Regulation of Muller Glial Stem Cell Properties: Insights from a Zebrafish Model.

Abstract

In contrast to mammals, zebrafish are capable of regenerating retinal neurons. Essential to regenerative success are the stem cell properties that Müller glia acquire following retinal injury. My dissertation research investigated how Müller glial stem cell properties are regulated. First, we demonstrated that following acute photic lesion in zebrafish, repression of the Transforming Growth Factor beta (TGFβ) signaling pathway is necessary for efficient proliferation of Müller glia-derived retinal progenitor cells and photoreceptor regeneration. Next, we characterized and compared the transcriptional responses of isolated, injury-activated zebrafish Müller glia (as they acquire stem cell properties) to those of isolated, mouse Müller glia in degenerating retinas. This revealed transcriptional changes that are unique to zebrafish Müller glia, and provided candidates to explore as potential therapeutic targets to enhance endogenous Müller glial-dependent retinal regeneration in humans. Lastly, I characterized the mi2004 zebrafish line, in which a transgene insertional event resulted in 1) creation of a recessive, larval lethal mutation and 2) a transgenic reporter for the Müller glial regenerative response. The mutant eye phenotype included defects in retinal structure, cellular localization, proliferation, and Müller glial structure.

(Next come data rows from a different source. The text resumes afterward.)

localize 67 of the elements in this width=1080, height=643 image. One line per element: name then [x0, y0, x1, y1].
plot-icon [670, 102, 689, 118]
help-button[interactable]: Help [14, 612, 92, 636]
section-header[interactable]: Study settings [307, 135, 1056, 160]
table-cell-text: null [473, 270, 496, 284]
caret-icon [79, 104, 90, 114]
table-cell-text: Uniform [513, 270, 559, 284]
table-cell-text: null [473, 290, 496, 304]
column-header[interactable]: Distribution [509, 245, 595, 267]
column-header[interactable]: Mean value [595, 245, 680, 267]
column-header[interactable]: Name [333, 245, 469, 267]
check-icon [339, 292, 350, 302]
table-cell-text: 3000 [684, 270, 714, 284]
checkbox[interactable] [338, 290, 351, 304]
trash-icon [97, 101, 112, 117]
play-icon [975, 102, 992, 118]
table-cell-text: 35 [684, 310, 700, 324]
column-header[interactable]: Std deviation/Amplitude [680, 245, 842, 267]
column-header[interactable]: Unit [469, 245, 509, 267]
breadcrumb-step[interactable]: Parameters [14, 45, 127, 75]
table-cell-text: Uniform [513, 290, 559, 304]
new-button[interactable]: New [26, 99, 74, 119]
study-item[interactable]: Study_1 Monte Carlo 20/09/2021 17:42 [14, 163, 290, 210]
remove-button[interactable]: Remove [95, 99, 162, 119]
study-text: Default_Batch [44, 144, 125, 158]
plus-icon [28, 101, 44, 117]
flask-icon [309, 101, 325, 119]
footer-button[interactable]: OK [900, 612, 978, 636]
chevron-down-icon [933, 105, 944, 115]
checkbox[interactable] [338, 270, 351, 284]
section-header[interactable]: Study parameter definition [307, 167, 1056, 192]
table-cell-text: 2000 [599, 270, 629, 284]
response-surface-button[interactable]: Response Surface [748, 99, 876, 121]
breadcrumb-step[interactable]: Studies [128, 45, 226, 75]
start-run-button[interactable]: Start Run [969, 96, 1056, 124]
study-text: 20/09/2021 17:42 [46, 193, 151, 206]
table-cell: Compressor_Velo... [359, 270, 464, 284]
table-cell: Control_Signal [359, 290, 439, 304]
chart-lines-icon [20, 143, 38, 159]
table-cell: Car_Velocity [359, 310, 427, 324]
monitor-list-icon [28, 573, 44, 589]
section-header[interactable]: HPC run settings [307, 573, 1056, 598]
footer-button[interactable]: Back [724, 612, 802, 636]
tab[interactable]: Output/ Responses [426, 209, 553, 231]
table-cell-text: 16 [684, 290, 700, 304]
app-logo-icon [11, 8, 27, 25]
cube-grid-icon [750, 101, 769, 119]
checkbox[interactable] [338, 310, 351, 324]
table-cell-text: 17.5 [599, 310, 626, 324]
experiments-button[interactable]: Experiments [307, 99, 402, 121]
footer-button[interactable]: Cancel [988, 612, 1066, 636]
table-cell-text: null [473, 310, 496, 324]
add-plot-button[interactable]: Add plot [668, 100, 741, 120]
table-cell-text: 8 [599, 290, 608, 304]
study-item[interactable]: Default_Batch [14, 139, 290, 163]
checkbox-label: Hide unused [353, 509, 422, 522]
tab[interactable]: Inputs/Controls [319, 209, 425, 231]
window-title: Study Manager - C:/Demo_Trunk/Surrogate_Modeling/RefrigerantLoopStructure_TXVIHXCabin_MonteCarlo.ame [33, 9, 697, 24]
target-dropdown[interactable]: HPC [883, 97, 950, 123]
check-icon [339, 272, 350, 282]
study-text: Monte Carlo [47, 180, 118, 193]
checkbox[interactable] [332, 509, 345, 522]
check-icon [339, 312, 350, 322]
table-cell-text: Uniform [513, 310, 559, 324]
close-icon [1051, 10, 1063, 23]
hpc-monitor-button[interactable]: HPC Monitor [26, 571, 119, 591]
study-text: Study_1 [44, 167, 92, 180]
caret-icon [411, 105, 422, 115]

RNA-sequencing-based, SNP-linkage analysis localized the transgene insertion to a locus on chromosome 9 containing ~40 strongly downregulated gamma-crystallin genes. Attempts to rescue the mutant phenotype by overexpression of this genetic locus have not been successful. Transcriptional analysis of mutant vs. wild-type siblings showed both similarities (increased NF-kappaB signaling, Jak-Stat signaling, arachidonic acid metabolism) and differences (increased TGFβ signaling) with injury-activated Müller glia, which highlights the importance of these signaling pathways in regulating retinal regeneration. In conclusion, this work has enhanced our understanding of Müller glial stem cell properties by demonstrating a novel role for TGFβ signaling regulation in regeneration, by generating a transcriptome database that allows the identification of testable differences in the responses to retinal injury of zebrafish and mouse Müller glia, and by discovering a genetic locus that contains elements that may regulate the regenerative response in Müller glia.